先程の攻撃でアジトが激しく揺れたため、近くをうろついていた野猿が驚いた様子で足を踏み入れた。

「って…!モスカとさっきの…」

「ああ、あんたか。ウチのモスカが暴走したんだ」

スパナは爆弾を拾いながら呑気に言う。

「暴走するの今日で何度目だよ…なんでお前はモスカを止めねーんだ!」

「郁に爆弾と大砲の処理を頼まれた」

「ったく!じゃあオイラが…」

野猿は腰に付けていた匣を開匣し、嵐の炎を纏わせた鎌を出す。

「ショア!」

威勢のいい声と共に黒鎌ダークサイズと呼ばれる巨大な鎌が振り下ろされる。

「ダークサイズラッシュ!!」

その鎌はモスカに的中し、右腕の手首が破損した。

「ああ…モスカの手が…あ、落ちた」

スパナは振り返って力無く言う。大事そうに手に持っていた爆弾が数個落ちた。

「野猿、モスカの動力源を破壊して。私と、二人で」

私は淡々と言って野猿の方へ半歩寄る。

「あなたは右から、私は左から。

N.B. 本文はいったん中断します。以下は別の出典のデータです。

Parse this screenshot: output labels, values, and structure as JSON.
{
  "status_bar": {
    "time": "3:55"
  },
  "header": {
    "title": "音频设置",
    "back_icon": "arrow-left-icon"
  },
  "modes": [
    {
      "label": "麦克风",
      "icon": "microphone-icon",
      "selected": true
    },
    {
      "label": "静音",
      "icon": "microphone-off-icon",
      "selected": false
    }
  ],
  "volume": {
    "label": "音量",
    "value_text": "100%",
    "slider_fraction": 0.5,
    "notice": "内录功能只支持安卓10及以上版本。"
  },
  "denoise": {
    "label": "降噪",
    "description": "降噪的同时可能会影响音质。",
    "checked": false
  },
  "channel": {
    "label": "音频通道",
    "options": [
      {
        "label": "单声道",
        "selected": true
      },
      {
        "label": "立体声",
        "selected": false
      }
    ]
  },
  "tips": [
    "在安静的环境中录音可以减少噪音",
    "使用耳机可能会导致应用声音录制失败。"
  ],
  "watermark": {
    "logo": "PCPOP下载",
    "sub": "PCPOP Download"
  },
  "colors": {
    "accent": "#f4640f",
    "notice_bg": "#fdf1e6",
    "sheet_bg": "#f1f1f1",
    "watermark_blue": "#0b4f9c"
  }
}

同時に攻撃するの」

「へーい。じゃあせーので行くぜっ」

野猿はすう、と息を吸い、口を大きく開けた。

「せぇーのっ!!」

霧と嵐の炎が混ざり、モスカはバチバチと線香花火のように火花を散らす。

プシュゥウウ…

風船の空気が抜けたような音が部屋に木霊し、巨大な機械は跪いてうつ伏せに倒れ込んだ。

「うっしゃ!」

子供のように跳ねまわる野猿。

そんな私たちの様子をスパナは眺め、

「ウチのモスカが壊れた…」

彼にしては小さく呟いた。

「大丈夫…。この部屋とモスカは私の力で再生できるから」

私は無表情のまま、スパナに言う。

何か言いたそうな顔をしていたが、私が伝えたい事は伝えたので耳を向けなかった。向けない方がいいような気がしたからだ。

私は壊れて動かなくなったモスカに手を当て、特殊な炎を注入する。

そしてこの部屋も同様にして崩れた壁や木箱を再生した。


とりあえずこの事件は一段落ついたな…。



少し…疲れたけど。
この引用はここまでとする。